Malice at the Palace (The Royal Spyness Series Book 9)

“Yes, that’s right, ain’t it?” She perked up then. “Come on then. Turn round and I’ll take your necklace off.”

 
 
Queenie finished undressing me and I climbed into bed. The fire had burned down to embers and it was cold in the room. I couldn’t resist going over to the window and pulling back the curtain to take a peek at the courtyard below. Someone was moving around down there. I could see a torch dancing but the person holding it was invisible beneath the archway. Fortunately so was the body. And I realized that the holder of the torch must be the major, covering the body with his blanket. There was nothing else to do but go up to my room and get undressed. My hot milk was delivered. I drank it but it didn’t seem to warm me. I curled up into a ball and tried to sleep, but sleep wouldn’t come.
 
Bobo Carrington. Now that I thought about it I had heard the name before.
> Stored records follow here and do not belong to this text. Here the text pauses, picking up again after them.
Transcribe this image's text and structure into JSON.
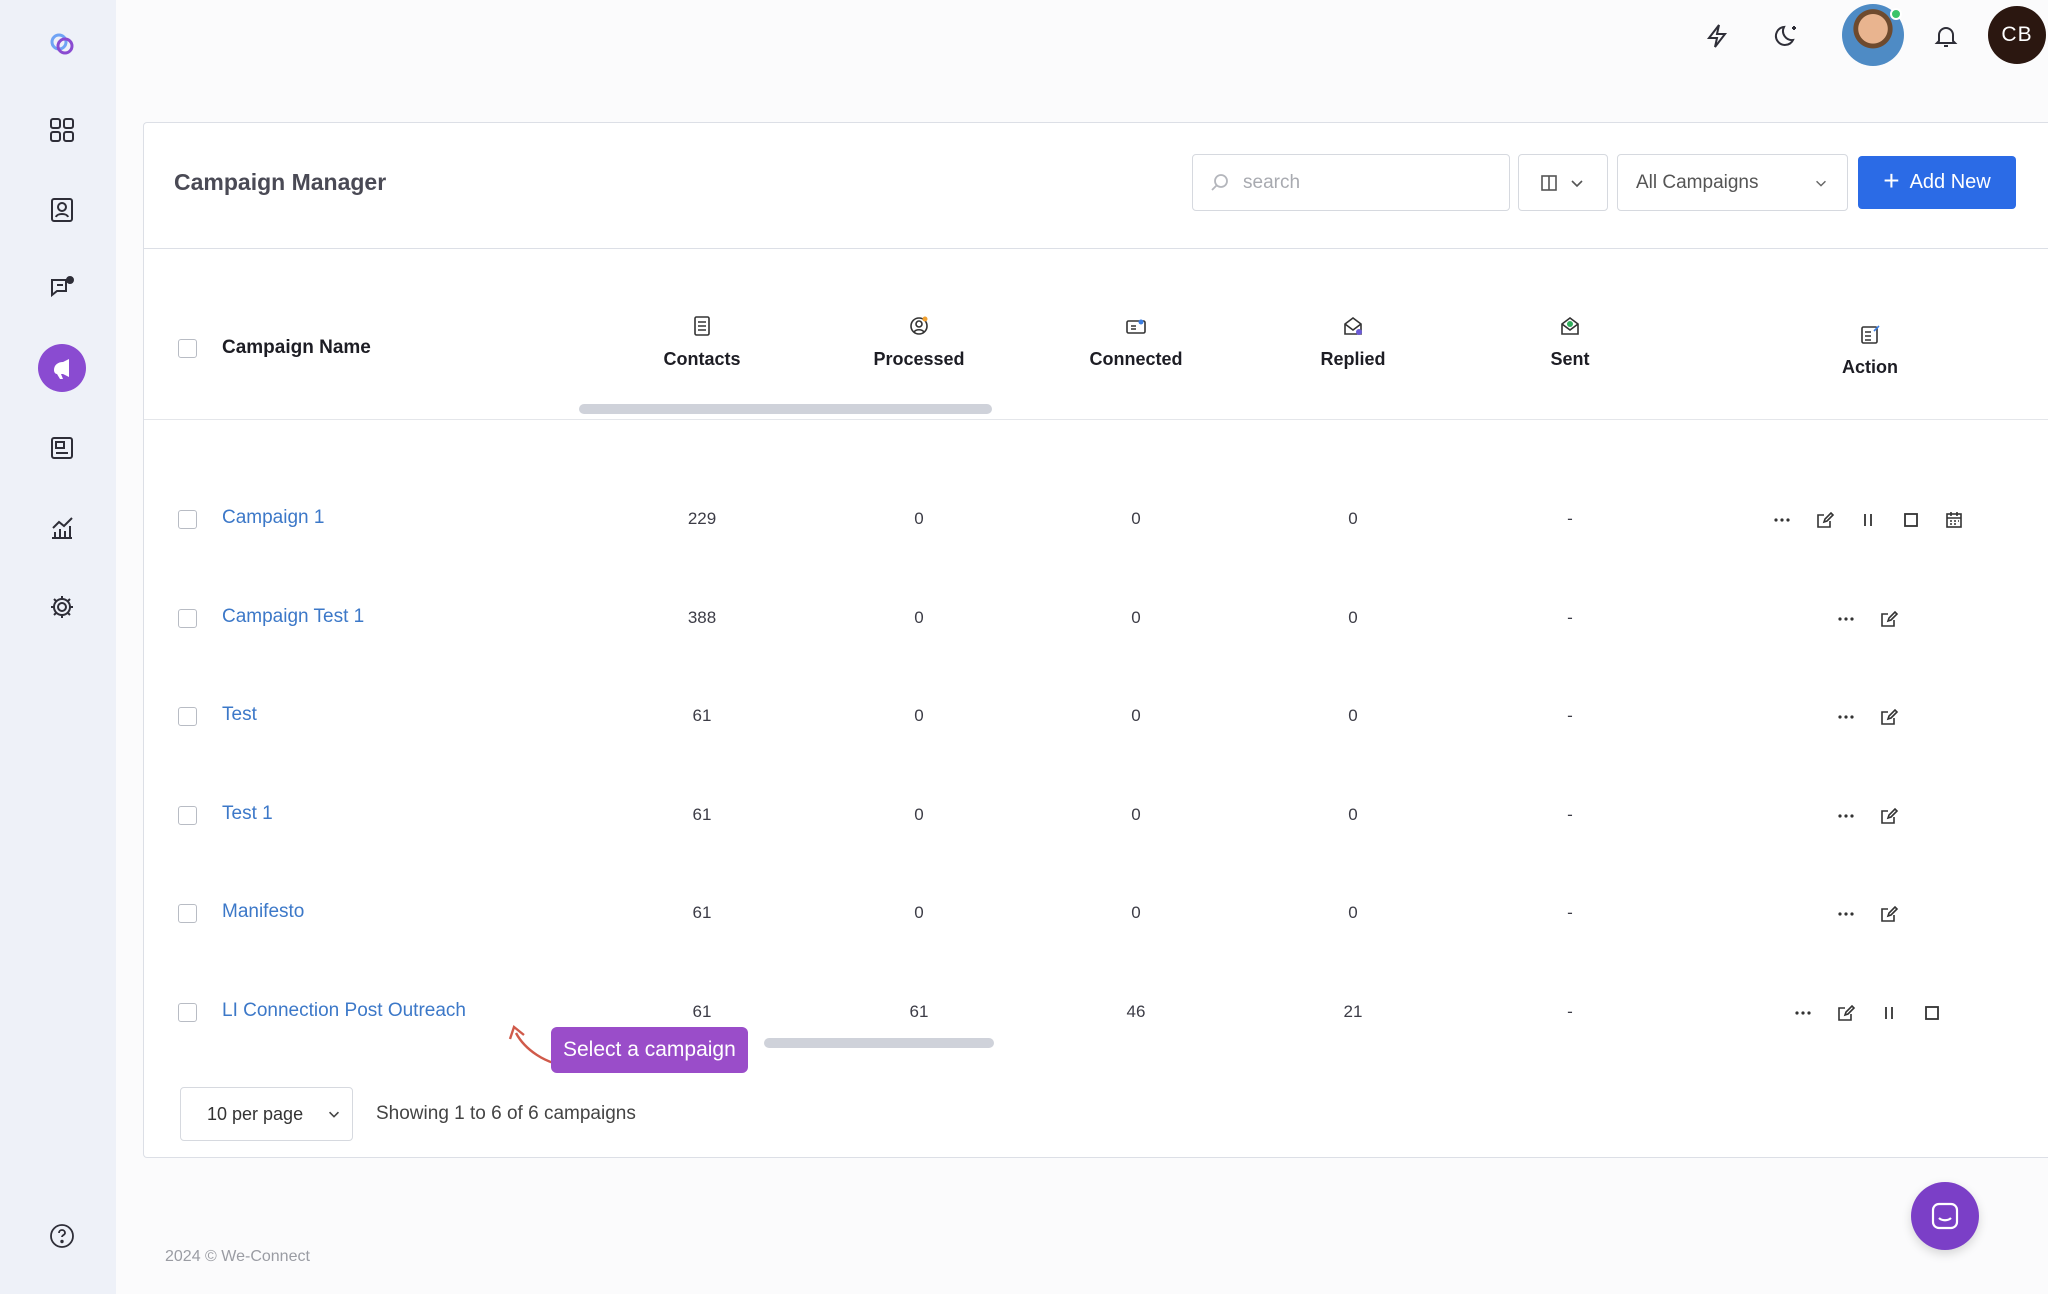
{
  "sidebar": {
    "items": [
      {
        "icon": "logo-icon"
      },
      {
        "icon": "dashboard-icon"
      },
      {
        "icon": "contacts-icon"
      },
      {
        "icon": "messages-icon"
      },
      {
        "icon": "campaigns-icon",
        "active": true
      },
      {
        "icon": "templates-icon"
      },
      {
        "icon": "analytics-icon"
      },
      {
        "icon": "settings-icon"
      },
      {
        "icon": "help-icon"
      }
    ]
  },
  "topbar": {
    "icons": [
      "lightning-icon",
      "dark-mode-icon",
      "avatar",
      "bell-icon"
    ],
    "user_initials": "CB"
  },
  "header": {
    "title": "Campaign Manager",
    "search_placeholder": "search",
    "campaign_filter": "All Campaigns",
    "add_new_label": "Add New"
  },
  "table": {
    "columns": {
      "name": "Campaign Name",
      "contacts": "Contacts",
      "processed": "Processed",
      "connected": "Connected",
      "replied": "Replied",
      "sent": "Sent",
      "action": "Action"
    },
    "rows": [
      {
        "name": "Campaign 1",
        "contacts": "229",
        "processed": "0",
        "connected": "0",
        "replied": "0",
        "sent": "-",
        "actions": [
          "more",
          "edit",
          "pause",
          "stop",
          "schedule"
        ]
      },
      {
        "name": "Campaign Test 1",
        "contacts": "388",
        "processed": "0",
        "connected": "0",
        "replied": "0",
        "sent": "-",
        "actions": [
          "more",
          "edit"
        ]
      },
      {
        "name": "Test",
        "contacts": "61",
        "processed": "0",
        "connected": "0",
        "replied": "0",
        "sent": "-",
        "actions": [
          "more",
          "edit"
        ]
      },
      {
        "name": "Test 1",
        "contacts": "61",
        "processed": "0",
        "connected": "0",
        "replied": "0",
        "sent": "-",
        "actions": [
          "more",
          "edit"
        ]
      },
      {
        "name": "Manifesto",
        "contacts": "61",
        "processed": "0",
        "connected": "0",
        "replied": "0",
        "sent": "-",
        "actions": [
          "more",
          "edit"
        ]
      },
      {
        "name": "LI Connection Post Outreach",
        "contacts": "61",
        "processed": "61",
        "connected": "46",
        "replied": "21",
        "sent": "-",
        "actions": [
          "more",
          "edit",
          "pause",
          "stop"
        ]
      }
    ]
  },
  "tooltip": "Select a campaign",
  "pagination": {
    "per_page": "10 per page",
    "summary": "Showing 1 to 6 of 6 campaigns"
  },
  "footer": "2024 © We-Connect",
  "colors": {
    "accent": "#2b6be6",
    "brand_purple": "#8a4bd1",
    "link": "#3c78c8"
  }
}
One of the glamorous young women who was always photographed at nightclubs or at the races. But what on earth was she doing here, trying to get into Kensington Palace?
 
 
 
 
 
Chapter 11
 
 
 
MONDAY, NOVEMBER 5
 
KENSINGTON PALACE
 
I was in a deep sleep when I began to be shaken violently. I started and sat up with a gasp to see a strange young woman, dressed in servant’s garb, standing over me. It was still dark outside.
 
“What’s wrong?” I asked. “What time is it?”
 
“Five thirty, my lady, and I didn’t mean to startle you,” she whispered, “and sorry to wake you so early, but the major is downstairs and he wants to talk to you right away. I’ve no idea what it’s about but he said it was urgent and I should go and wake you.”
 
I swung my legs over the side of the bed and my feet sought my slippers. It was horribly cold. The maid took down my dressing gown from the back of the door. “Should I go and wake your maid, my lady?”
 
“No. Let her sleep,” I said, thinking that by the time Queenie could be roused and ready it would be broad daylight. “I’ll go down to the major in my robe and slippers.”
 
I tied the dressing gown firmly at my waist and then made my way down the stairs. The major was waiting in the foyer, already dressed and looking military and ready for action.
 
“Lady Georgiana,” he said. “I’m so sorry to get you up at this ungodly hour, but I wonder if you’d be good enough to come with me.”
 
“Uh—yes. Of course,” I said, conscious of the maid still standing behind me.
 
He looked at my attire. “I think you might need proper shoes and an overcoat. I’m afraid we need to go outside for a moment.”
 
“Oh, right. Very well.”
 
The major turned to the maid. “Perhaps you would make sure there is hot tea for Lady Georgiana when she returns in a few minutes.”
 
“Very good, sir.” The maid bobbed a little curtsy and fled. I went back upstairs and put on shoes and an overcoat. The major was waiting by the front door and I followed him. When we reached the archway under the clock tower I saw that the body had already been taken away and there was no sign she had ever been there.
 
“Did you get permission to move the body?” I whispered even though we were alone and my whisper hissed back at me from the vaulted roof of the arch above our heads.
 
“Yes. The Home Office had some chappies here within the hour last night. They took photographs and examined the area well before the poor young woman was carted off to the mortuary. There wasn’t actually anything to see. In fact one of the chaps suggested that the girl had been killed somewhere else and the body dumped here.”
 
“Why would anyone do that?” I asked. “If you wanted to dispose of a body surely you’d drive out to a wooded park or throw it into the Thames.”
 
“Unless you wanted it to be found,” he said, turning back to look at me. He opened a door at the far end of the courtyard and we stepped into an austere, white-painted hallway. There was no form of adornment on the walls, but the carpet underfoot was rich and thick and the place was delightfully warm.
 
“Through this way, if you don’t mind.” Major B-C opened a door and stood aside for me to enter first. I stepped into a small sitting room, definitely a man’s room with leather armchairs and the lingering smell of pipe tobacco. Two men had been sitting in the chairs facing the fire. Both rose to their feet as I came in. I hadn’t been expecting to face strangers and was horribly conscious that I was in my nightclothes under the overcoat, with my hair still tousled. This put me at an awful disadvantage.